Salty Food Is Linked to Autoimmune Diseases
For decades, doctors have been admonishing us to cut back on salt to reduce the odds of a heart attack or stroke. Now, there may be a new reason to avoid the seasoning: Studies on rodents and cultured cells, reported last week, reveal that dietary salt might promote autoimmune diseases such as multiple sclerosis and inflammatory bowel disease.
The studies “have done a wonderful job of pushing the knowledge forward and exploring something that is potentially clinically important,” says immunologist David Fox of the University of Michigan Medical School in Ann Arbor, who wasn’t involved in the research. Daniel Cua, an immunologist at Merck Research Laboratories in Palo Alto, California, concurs. The work “is really well done with a lot of mechanistic understanding.”
The findings suggest that salt spurs the specialization of TH17 cells. Although these immune cells protect us from harmful bacteria and fungi, they have also been implicated in illnesses such as inflammatory bowel disease, multiple sclerosis and psoriasis. TH17 cells mature from unspecialized T cells, and, depending on their influences, they can become beneficial or destructive.
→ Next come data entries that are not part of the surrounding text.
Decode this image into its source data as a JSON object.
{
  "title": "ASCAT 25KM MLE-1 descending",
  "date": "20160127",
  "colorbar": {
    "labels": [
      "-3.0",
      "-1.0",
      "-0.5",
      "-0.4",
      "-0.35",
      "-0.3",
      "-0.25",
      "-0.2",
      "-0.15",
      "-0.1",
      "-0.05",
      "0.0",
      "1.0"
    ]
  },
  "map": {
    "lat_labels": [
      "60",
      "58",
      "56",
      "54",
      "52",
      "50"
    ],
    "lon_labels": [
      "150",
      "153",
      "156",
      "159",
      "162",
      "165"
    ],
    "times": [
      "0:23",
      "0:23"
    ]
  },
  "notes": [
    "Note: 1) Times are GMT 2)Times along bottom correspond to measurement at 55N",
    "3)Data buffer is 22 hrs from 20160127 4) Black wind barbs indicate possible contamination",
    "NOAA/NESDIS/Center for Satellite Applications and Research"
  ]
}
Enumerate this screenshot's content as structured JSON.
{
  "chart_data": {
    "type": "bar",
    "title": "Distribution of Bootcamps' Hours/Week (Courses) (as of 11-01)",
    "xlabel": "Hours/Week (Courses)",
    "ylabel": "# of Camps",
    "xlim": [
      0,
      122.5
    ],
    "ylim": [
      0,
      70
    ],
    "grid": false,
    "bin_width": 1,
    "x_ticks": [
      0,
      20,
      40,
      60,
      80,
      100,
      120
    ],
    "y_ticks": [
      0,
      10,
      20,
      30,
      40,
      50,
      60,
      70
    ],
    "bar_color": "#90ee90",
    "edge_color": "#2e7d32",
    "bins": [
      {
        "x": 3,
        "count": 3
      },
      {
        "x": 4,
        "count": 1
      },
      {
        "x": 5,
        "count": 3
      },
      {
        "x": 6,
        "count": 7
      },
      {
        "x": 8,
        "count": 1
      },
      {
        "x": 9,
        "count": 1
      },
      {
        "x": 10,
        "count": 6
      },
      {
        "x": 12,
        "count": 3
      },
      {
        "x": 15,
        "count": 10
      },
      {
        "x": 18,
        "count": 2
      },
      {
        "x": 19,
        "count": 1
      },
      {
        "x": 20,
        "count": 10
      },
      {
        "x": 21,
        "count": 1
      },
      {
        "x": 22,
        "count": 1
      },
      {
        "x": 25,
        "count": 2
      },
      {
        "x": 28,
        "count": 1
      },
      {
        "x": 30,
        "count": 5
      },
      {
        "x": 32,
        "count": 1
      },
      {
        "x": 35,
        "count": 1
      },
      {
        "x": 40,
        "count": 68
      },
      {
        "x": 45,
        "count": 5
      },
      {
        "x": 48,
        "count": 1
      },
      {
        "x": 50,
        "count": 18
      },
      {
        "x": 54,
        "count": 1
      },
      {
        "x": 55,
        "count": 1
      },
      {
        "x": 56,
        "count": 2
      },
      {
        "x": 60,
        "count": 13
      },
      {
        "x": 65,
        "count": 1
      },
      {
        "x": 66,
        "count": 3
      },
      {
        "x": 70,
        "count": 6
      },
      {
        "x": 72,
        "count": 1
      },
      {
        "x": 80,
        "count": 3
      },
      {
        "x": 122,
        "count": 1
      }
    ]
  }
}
Researchers converged on the results from different directions. Immunobiologist David Hafler of the Yale School of Medicine and colleagues found that people who admitted to eating a lot of fast food harbored more TH17 cells. One ingredient that fast food contains in prodigious amounts is salt. To determine whether salt accounted for the surfeit of TH17 cells, Hafler and colleagues spiked cultures of unspecialized T cells with sodium chloride. “The results were perhaps among the most dramatic of my career as a research scientist,” he says. Modestly raising salt concentrations, mimicking the levels in the tissues of an animal eating a high-salt diet, boosted the number of TH17 cells that matured in the cultures nearly 10 times. And these TH17 cells started making inflammation-provoking molecules, indicating that they’d become the harmful variety.
The scientists next tested whether this ominous effect occurred in animals. They prompted mice to develop experimental autoimmune encephalomyelitis (EAE), a neurological illness similar to multiple sclerosis that is fostered by “bad” TH17 cells. They fed some of the rodents meals that contained about as much salt as a typical Western diet. Compared with animals that lived on low-salt food, mice that munched high-salt chow developed EAE sooner and had more severe symptoms, the team reports in Nature.
Working independently from Hafler’s group, computational biologist Aviv Regev of the Broad Institute in Cambridge, Massachusetts; immunologist Vijay Kuchroo of Harvard Medical School in Boston; and colleagues also hit upon a link between salt and autoimmunity. They tracked gene activity over the 3-day maturation period of a TH17 cell and revealed the molecular circuit that controls the process. One of the most influential genes in this network was SGK1, and it has a salt connection, helping cells manage sodium levels. Using T cell cultures, the team found that salt promotes the specialization of TH17 cells through SGK1.
Sodium levels are higher in the fluids of the body’s tissues, where TH17 cells battle pathogens, than in the bloodstream. TH17 cells’ sensitivity to salt may be adaptive under normal conditions, ensuring that they turn on in the right place. “You don’t want T cells activated in the peripheral blood,” Hafler says. “You want them to be activated when they go into the tissues.”
But increasing salt levels by eating a lot of salty food might mean trouble. The medical implications of the findings could be profound, notes human geneticist Judy Cho of the Yale School of Medicine, who wasn’t involved in the research. For example, autoimmune diseases such as multiple sclerosis and type 1 diabetes have become more prevalent in recent decades, and “a massive increase in salt intake could easily explain this.”
Researchers now need to confirm that salt is a factor in human autoimmune diseases, says immunologist John O’Shea of the National Institute of Arthritis and Musculoskeletal and Skin Diseases in Bethesda, Maryland. People should not assume that the link is “a done deal” in humans. Scientists are ready to find out, Kuchroo says. “The stage is set to do precise experiments to test the hypothesis.”